2 Ekimde, AKP’li milletvekili, bakan ve belediye başkanının katılımıyla Samsun’da bir imam hatip okulunun açılışında, TEOG’da ilk 3’e giren öğrencilere, Umre ödülü verilirken, “İslam’ın altın nesilleri siz olacaksınız” deniyor! Okul müdürü, “Özellikle 15 Temmuz gecesi ülkemizi, değerlerimizi, dinimizi hedef alan alçakça ve haince darbe girişimi ile ümmet şuuru ile insan yetiştirmenin önemi bir kez daha anlaşılmış oldu” deyip ekliyor: “Bu menfur girişimden elbette çok dersler çıkardık ülke olarak. Ve çok net olarak gördük ki ümmet için Türkiye ne ise, Türkiye için de İmam Hatip Okulları odur.
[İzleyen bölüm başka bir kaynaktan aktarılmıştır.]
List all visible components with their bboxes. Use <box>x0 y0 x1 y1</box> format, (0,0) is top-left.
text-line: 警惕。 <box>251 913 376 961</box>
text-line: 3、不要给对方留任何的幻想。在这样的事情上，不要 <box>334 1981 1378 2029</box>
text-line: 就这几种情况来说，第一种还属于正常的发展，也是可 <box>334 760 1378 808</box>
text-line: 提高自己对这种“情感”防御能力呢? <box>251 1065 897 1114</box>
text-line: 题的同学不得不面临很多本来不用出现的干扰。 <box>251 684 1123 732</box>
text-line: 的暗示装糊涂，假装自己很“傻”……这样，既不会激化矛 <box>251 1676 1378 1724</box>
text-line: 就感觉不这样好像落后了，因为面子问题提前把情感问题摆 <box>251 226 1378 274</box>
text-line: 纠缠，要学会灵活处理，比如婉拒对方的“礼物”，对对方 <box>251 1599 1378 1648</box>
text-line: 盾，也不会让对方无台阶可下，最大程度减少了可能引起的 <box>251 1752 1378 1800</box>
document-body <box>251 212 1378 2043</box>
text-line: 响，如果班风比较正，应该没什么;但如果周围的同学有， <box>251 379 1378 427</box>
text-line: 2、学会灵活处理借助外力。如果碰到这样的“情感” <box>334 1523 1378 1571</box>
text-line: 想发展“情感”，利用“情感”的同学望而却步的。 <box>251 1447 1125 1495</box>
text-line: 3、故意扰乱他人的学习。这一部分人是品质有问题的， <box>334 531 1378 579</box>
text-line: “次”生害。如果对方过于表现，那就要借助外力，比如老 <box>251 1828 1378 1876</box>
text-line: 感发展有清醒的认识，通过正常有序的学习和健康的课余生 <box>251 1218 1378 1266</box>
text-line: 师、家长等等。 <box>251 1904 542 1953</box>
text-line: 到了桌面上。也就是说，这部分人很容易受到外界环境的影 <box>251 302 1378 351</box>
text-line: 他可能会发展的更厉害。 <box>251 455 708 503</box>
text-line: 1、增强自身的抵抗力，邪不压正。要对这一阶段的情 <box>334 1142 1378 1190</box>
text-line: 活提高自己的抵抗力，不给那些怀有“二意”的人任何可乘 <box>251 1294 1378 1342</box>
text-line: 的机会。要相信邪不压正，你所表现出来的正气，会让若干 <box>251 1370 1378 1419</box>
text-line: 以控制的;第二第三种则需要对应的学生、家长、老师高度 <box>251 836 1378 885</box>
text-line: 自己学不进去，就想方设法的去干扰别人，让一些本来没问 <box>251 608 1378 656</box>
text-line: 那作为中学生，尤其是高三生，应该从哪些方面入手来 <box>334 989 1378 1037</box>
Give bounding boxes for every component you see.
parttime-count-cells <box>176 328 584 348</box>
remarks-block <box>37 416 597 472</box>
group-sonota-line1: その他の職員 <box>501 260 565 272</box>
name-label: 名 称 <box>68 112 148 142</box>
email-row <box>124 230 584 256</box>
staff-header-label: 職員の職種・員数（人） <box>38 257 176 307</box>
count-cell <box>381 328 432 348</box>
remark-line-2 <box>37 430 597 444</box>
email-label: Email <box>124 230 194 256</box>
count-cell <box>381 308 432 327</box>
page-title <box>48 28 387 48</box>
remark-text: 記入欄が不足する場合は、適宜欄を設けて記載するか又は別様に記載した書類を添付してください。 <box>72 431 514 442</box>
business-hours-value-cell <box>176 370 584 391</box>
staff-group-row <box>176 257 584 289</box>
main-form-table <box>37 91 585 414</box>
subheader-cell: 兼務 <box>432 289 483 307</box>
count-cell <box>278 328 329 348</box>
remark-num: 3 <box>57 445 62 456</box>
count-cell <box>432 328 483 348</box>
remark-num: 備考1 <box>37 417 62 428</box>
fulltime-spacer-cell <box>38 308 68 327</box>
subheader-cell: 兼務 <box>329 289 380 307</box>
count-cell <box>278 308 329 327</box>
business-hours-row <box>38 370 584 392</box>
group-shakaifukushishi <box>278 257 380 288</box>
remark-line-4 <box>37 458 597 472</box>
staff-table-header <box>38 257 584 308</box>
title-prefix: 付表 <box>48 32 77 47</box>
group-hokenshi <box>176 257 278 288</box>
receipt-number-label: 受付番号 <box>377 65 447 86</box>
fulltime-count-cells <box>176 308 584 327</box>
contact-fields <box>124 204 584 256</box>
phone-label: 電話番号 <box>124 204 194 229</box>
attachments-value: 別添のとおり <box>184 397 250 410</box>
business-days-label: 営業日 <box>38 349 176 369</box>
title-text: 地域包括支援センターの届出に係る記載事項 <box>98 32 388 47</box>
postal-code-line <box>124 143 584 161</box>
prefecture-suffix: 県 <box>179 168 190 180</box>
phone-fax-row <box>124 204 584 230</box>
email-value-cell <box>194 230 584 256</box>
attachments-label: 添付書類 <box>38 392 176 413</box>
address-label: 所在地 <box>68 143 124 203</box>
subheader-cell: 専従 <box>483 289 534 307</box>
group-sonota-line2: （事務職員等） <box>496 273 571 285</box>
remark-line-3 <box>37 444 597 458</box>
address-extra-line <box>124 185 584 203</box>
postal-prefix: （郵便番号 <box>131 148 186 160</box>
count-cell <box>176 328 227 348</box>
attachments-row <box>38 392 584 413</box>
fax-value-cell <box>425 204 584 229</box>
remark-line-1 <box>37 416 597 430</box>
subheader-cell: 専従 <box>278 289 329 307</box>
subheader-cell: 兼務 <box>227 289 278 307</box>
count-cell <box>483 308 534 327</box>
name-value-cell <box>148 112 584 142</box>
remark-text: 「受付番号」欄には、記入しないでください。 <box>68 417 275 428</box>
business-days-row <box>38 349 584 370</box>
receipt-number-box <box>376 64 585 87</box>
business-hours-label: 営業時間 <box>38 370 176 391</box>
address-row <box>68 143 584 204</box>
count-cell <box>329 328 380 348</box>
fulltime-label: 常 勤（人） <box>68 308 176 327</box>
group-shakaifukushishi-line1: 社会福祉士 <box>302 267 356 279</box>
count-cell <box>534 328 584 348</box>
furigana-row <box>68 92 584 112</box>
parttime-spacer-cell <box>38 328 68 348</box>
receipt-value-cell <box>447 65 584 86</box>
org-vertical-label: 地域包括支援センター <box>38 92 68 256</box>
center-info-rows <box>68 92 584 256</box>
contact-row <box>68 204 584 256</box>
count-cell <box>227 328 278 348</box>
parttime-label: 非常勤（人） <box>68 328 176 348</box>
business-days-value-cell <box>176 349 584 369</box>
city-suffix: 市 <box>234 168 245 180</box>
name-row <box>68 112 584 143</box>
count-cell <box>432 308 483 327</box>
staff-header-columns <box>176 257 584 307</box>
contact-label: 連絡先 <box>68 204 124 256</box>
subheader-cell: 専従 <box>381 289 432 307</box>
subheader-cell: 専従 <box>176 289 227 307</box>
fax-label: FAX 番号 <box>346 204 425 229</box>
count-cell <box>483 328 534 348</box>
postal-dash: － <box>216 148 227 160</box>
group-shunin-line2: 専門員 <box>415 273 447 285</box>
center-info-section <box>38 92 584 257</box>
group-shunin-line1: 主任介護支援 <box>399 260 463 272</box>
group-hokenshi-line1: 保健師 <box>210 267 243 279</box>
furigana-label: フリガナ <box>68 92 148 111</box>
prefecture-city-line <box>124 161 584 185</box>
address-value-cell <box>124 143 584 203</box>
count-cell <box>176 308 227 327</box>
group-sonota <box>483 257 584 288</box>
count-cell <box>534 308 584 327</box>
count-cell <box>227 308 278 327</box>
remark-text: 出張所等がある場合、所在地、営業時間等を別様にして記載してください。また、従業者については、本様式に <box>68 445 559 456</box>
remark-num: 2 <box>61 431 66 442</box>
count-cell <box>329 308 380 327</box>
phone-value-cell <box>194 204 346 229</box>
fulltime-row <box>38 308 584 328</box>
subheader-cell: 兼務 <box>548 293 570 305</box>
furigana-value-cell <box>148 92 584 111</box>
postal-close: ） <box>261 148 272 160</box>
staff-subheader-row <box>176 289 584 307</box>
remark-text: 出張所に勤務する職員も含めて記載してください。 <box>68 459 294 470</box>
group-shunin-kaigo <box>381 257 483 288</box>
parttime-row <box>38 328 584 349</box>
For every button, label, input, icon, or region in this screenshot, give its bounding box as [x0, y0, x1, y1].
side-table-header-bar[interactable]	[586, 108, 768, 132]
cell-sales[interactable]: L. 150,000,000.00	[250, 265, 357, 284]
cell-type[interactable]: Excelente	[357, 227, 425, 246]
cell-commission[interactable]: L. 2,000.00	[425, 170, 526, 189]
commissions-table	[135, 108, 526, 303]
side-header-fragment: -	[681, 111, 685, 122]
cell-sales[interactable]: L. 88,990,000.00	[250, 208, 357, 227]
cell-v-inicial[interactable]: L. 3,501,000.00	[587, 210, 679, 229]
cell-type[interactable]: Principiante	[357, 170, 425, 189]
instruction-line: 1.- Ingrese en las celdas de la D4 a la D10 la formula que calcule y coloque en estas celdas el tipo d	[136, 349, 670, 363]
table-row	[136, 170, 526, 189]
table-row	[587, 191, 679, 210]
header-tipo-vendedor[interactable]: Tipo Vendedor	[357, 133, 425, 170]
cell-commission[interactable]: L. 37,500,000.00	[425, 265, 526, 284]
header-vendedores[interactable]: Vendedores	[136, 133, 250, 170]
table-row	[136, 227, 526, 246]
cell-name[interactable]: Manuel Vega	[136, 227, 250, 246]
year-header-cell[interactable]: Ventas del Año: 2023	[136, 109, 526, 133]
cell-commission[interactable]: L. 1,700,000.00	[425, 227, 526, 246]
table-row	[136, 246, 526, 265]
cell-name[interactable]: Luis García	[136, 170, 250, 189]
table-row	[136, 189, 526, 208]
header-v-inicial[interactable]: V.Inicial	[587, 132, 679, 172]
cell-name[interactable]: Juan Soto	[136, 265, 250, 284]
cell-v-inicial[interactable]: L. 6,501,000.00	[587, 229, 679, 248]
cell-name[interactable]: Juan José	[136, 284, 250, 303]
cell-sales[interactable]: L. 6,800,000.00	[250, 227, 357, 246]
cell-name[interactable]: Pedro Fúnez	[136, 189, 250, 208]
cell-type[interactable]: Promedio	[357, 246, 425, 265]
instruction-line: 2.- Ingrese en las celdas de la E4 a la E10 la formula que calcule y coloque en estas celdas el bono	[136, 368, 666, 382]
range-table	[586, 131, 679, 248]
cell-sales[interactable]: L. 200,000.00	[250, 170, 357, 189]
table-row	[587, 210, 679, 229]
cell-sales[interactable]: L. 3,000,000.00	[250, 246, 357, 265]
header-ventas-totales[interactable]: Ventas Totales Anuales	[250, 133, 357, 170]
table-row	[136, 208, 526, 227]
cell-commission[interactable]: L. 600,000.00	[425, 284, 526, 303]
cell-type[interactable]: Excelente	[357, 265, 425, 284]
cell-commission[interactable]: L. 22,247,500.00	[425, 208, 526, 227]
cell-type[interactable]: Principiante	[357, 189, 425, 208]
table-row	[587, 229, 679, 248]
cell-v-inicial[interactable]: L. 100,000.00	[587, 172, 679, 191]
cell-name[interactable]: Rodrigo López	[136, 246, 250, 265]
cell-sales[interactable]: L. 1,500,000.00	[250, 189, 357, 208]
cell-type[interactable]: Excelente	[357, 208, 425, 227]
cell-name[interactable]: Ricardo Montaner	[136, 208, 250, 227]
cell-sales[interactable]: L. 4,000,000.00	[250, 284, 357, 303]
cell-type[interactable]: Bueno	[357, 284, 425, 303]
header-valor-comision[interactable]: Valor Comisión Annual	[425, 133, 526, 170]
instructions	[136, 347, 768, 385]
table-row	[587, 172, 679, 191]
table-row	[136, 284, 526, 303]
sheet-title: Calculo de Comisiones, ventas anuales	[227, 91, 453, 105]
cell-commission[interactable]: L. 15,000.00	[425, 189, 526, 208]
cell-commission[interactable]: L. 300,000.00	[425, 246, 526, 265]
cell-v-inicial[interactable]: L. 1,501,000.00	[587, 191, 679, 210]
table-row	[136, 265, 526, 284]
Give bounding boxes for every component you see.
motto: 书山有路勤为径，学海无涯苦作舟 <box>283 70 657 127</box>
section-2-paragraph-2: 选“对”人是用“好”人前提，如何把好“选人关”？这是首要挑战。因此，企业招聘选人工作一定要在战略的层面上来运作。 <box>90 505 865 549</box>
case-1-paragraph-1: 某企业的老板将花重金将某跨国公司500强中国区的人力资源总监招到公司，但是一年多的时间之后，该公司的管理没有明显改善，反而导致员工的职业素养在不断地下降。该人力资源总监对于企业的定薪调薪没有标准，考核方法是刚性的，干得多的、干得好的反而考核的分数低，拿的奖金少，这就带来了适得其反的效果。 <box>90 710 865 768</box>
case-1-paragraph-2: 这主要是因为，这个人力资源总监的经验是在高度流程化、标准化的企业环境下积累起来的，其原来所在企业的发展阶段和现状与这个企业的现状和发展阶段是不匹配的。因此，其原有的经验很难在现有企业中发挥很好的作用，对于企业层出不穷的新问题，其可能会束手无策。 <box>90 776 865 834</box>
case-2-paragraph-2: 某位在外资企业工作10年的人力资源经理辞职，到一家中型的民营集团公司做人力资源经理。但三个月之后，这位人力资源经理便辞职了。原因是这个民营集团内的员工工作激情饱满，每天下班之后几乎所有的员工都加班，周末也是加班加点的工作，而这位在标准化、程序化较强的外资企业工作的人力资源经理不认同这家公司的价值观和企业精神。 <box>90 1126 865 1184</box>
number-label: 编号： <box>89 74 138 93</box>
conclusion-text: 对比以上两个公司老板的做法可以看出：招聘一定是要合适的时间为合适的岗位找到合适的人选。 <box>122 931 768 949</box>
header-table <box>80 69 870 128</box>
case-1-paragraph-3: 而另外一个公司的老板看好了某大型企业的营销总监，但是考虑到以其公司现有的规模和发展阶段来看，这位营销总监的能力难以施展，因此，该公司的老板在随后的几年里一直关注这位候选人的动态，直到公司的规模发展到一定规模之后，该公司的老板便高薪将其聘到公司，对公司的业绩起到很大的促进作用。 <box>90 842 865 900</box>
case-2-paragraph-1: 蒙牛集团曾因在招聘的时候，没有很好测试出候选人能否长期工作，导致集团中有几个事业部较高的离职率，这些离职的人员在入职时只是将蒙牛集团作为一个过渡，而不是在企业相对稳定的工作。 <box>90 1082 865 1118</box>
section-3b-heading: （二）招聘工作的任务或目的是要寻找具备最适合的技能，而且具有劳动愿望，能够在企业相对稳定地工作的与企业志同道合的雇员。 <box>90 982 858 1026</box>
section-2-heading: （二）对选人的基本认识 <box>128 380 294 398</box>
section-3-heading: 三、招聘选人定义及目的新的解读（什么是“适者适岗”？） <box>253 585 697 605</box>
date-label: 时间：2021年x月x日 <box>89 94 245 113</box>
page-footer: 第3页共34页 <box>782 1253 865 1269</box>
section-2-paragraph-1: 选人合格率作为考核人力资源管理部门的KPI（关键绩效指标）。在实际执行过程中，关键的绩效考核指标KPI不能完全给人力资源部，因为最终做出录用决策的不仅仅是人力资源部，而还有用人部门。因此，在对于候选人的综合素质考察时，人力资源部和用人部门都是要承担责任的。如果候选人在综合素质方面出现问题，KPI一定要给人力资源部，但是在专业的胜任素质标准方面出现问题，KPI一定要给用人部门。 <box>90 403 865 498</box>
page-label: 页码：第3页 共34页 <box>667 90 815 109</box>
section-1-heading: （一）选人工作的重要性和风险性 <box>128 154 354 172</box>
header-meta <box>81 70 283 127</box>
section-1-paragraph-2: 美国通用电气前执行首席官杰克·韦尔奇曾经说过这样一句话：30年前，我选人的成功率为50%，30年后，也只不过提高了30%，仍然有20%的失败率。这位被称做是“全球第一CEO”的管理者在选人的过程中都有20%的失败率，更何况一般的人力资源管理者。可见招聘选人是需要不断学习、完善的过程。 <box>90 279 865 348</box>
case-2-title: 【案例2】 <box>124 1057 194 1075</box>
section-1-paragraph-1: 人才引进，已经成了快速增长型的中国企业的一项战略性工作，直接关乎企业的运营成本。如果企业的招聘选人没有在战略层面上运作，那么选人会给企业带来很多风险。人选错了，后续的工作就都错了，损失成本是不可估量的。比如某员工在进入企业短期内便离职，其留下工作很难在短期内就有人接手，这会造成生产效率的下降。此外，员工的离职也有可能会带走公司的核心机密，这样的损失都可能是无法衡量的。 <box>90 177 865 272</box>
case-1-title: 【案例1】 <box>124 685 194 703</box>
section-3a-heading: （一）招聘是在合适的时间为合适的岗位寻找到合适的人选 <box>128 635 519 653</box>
Bu sebeple bizler de ülkemiz için, ümmet için, birlik ve beraberliğimiz için bedenlerimizde OHAL ilan edip, yüreklerimizi seferber ediyoruz” diyor!

Bakanlığın hazırladığı Arapça dersinde öğretilmek istenenin dil olmadığı Sünni-Hanefi inancı olduğu ortaya çıkıyor. Bu ders kitabına göre öğrenciler; “5 vakit namaz, İslam benim dinimdir, ben Müslüman’ım, Allah'ı seviyorum, İslam’ın erdemleri,  İslam uğruna, İslami ahlak, Kılavuz Kuranı Kerim” gibi söylemlerle Arapça öğrenecek. Öğrencilere, camiye gitmeyi özendiren şiirler, Allah’ı seviyorum şarkıları, ayet ve hadisler eşliğinde Arapça eğitimi verilecek.

Bir ortaokul müdürü, kızlarla erkeklerin yan yana oturmalarını yasaklıyor!

Bakanlık, ağırlıklı olarak laik ve demokratik kuruluşlarla değil de dini eğilimleri yüksek kuruluşlarla işbirliği yapıyor. 7 Ekim günü, Beşiktaş İlçe Milli Eğitim Müdürü, AKP Beşiktaş İlçe Başkanı ve Cumhurbaşkanı’nın oğlu Bilal Erdoğan, bazı okullara gidip konuşmalar yapıyor!

Şu anda bakanlık bürokratlarının çoğunu, eğitimci olmayan ya da AKP’den milletvekili adayı olmuş eğitimciler oluşturuyor. Bakan Yılmaz,  bakanlığın beyni durumundaki Talim ve Terbiye Kurulu Başkanlığına bir ilahiyatçıyı getiriyor. Türkiye Maarif Vakfı mütevelli heyetine, çoğu AKP’den bakan ya da milletvekili adayı olmuş kişiler atanıyor. Aynı Yılmaz, Duvarında Hitler ve Usame Bin Ladin'i öven gerici bir şairin "Hak Yol İslam" şiirinin asılı olduğu Keçiören’de bir okulun açılışını, bizzat kendisi yapıyor! Aynı Yılmaz, yakın geçmişte, “Bir kadın evinden süslenip çıkıp evine dönene kadar kaç erkeğin şehvetini tahrik etmişse o kadar erkekle zina yapmış gibidir” diyerek tepki çekmiş kişiyi, 14 Ekim 2016'da asaleten il milli eğitim müdürlüğüne getiriyor.

Yukarıda örneklenen gerçekler, “Eğitime siyaseti karıştırmamalıyız” diyen bakanın okullarının (bizzat bakanın da katkılarıyla) gırtlağına kadar siyasete-hem de dini siyasete- bulaştığını gösteriyor. Bu gerçekler ışığında, Yılmaz ne duruma düşmüş oluyor?

Yanıt ne olursa olsun, olan çocuklarımıza oluyor, geleceğimiz karartılıyor.